The merit bonus plan had been Honduras’s baby. She thought it was a good way to link compensation to actual results, and it was a key compensation element in the early years, when Dean wanted to encourage innovation and creativity. It may have been effective early on, but Call now sees it as an expensive giveaway that creates employee anxiety. He has complained to Smith that it’s not working and ought to be scrapped. “Whatever they get,” he says, “it’s never enough. They’re always dissatisfied. I don’t know why we bother.”
Employee benefits are another issue. Benefits became increasingly expensive over time, and every piece of The King Company is under scrutiny for cost effectiveness. King offered fully paid health coverage to all full-time employees from the outset until 2006, when double-digit premium increases necessitated a change. Laying its cards on the table, King conducted information sessions with employees to ensure they understood the costs of insurance and the financial health of the organization. Cost-cutting was a given; the question was what to cut. An employee survey was conducted to determine what cuts would be most acceptable to employees. The focus was to determine if employees would accept less health coverage but continue with insurance fully paid by King or if they preferred to pay a portion of their premium and maintain the same benefit coverage as in the past. It was a contentious discussion before the decision was made to maintain coverage with employees paying a part of the premium. The employee-paid share has risen every year since, with complaints that it is nothing but a pay cut.
Despite some grumbling, Call thinks employees do well with King’s benefits package. King supports retirement savings by matching employee contributions to their 401(k) accounts at 50 percent of the employee contributions up to a maximum contribution of 5 percent of the employee’s annual salary.
Paid time off is available as vacation time and sick leave. After one year of full-time employment or the equivalent, employees receive 10 days of paid vacation, and sick leave benefits accrue at the rate of 12 hours (1½ days) per month worked.
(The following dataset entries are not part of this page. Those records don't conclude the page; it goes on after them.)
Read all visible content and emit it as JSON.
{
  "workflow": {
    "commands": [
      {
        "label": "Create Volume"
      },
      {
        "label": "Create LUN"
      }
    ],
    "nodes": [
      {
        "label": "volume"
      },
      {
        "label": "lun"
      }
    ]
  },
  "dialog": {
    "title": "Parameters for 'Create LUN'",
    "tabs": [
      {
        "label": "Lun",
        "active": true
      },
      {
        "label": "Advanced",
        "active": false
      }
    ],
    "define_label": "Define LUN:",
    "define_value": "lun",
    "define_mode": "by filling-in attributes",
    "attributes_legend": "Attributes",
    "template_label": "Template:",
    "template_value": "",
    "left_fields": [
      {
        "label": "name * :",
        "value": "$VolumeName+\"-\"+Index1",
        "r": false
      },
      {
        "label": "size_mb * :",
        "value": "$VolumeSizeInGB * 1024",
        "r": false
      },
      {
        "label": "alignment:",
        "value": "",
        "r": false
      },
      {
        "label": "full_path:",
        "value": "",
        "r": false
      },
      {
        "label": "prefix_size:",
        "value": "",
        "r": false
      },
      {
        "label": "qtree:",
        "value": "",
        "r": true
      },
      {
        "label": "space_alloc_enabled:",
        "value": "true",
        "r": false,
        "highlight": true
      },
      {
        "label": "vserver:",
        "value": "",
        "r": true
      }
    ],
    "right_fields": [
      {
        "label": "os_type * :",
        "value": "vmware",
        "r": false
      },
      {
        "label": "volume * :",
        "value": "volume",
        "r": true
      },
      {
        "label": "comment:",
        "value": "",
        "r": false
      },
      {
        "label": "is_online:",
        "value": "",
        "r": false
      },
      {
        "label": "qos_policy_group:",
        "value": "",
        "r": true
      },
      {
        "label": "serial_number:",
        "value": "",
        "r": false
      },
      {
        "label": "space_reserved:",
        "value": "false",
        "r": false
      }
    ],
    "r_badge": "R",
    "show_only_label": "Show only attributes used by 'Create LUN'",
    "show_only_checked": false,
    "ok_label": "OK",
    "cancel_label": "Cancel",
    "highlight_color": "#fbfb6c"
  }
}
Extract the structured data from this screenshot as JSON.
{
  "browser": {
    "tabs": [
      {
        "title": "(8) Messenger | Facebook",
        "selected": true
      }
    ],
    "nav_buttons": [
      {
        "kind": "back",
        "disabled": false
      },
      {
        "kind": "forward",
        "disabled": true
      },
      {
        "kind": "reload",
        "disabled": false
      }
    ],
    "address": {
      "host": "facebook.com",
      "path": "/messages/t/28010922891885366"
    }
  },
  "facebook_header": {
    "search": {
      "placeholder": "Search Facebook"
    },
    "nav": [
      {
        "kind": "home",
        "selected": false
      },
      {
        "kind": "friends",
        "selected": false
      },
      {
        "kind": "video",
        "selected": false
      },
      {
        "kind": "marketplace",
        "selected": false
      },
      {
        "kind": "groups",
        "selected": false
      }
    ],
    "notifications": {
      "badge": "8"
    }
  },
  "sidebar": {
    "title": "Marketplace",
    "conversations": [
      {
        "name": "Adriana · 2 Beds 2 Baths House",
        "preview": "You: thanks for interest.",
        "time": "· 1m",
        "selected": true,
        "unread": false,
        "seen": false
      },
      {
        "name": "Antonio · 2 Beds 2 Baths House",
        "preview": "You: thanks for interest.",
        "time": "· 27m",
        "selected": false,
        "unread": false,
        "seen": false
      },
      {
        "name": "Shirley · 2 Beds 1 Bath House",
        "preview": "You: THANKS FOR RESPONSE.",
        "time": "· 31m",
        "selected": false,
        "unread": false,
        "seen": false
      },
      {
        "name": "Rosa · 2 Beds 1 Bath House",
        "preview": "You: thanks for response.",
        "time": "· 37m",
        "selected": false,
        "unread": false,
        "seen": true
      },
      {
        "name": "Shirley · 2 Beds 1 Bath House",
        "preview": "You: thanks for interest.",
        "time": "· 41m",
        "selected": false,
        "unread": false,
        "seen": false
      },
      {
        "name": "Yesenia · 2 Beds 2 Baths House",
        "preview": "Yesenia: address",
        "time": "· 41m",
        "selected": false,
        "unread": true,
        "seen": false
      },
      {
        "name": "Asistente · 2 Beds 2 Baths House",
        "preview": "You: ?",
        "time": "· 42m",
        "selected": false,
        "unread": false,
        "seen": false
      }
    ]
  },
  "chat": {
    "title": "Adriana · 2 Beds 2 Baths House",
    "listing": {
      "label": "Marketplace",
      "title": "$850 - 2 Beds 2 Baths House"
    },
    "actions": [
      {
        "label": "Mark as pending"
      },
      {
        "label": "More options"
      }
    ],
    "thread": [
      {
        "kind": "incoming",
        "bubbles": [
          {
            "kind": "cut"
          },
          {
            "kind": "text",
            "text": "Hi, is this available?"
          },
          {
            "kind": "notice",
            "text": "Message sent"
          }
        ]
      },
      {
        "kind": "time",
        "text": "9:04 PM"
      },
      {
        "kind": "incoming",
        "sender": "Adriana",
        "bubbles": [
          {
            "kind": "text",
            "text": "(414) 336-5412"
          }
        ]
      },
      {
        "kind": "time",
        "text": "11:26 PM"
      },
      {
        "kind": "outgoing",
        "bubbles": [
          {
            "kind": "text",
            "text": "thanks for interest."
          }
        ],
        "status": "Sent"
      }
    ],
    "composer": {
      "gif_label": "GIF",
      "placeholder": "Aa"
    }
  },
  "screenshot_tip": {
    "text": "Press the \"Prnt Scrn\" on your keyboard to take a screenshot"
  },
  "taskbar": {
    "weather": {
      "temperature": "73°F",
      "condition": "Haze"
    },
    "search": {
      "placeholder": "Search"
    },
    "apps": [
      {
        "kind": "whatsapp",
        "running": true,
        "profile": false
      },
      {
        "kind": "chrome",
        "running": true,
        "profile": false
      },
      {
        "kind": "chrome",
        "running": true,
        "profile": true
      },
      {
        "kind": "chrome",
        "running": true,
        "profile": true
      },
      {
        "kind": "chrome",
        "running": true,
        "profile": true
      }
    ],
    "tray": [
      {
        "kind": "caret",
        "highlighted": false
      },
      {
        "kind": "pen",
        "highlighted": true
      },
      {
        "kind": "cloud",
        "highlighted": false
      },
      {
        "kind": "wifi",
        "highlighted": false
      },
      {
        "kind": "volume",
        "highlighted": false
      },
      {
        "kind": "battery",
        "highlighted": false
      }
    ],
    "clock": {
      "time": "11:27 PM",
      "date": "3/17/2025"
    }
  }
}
Both unused vacation time and sick leave time can be carried over from year to year. Vacation time carryover is limited to a maximum of 10 days while accrued sick leave can be carried over from year to year with no ceiling.
Those are just the major benefits. There are some other nice perks as well. Scholl lobbied hard to get Madison and Dean to agree to tuition reimbursementfor work-related college courses. Despite having few employees using the program, Call thinks the benefit sends a positive message to employees that King supports educational development. Some employees work flexible schedules, and some telecommute a few days a week if it is appropriate to the job. Varn manages the wellness activities, and there is also an employee assistance program. Overall, Call thinks it is a good benefits package, but he knows change is coming.
The memo from Smith said that all compensation practices are on the table for discussion and that some significant changes would be forthcoming. With the bonus system in place, annual base salary adjustments have been kept low, generally at a 2 to 2.5 percent increase. Call suspects a salary freeze is in the offing, and he braces for the repercussions of disgruntled employees and the loss of some of King’s best employees as their skills are lured away by higher-paying competition. He wonders if Dean and Smith really understand how important it is to stay competitive in this industry.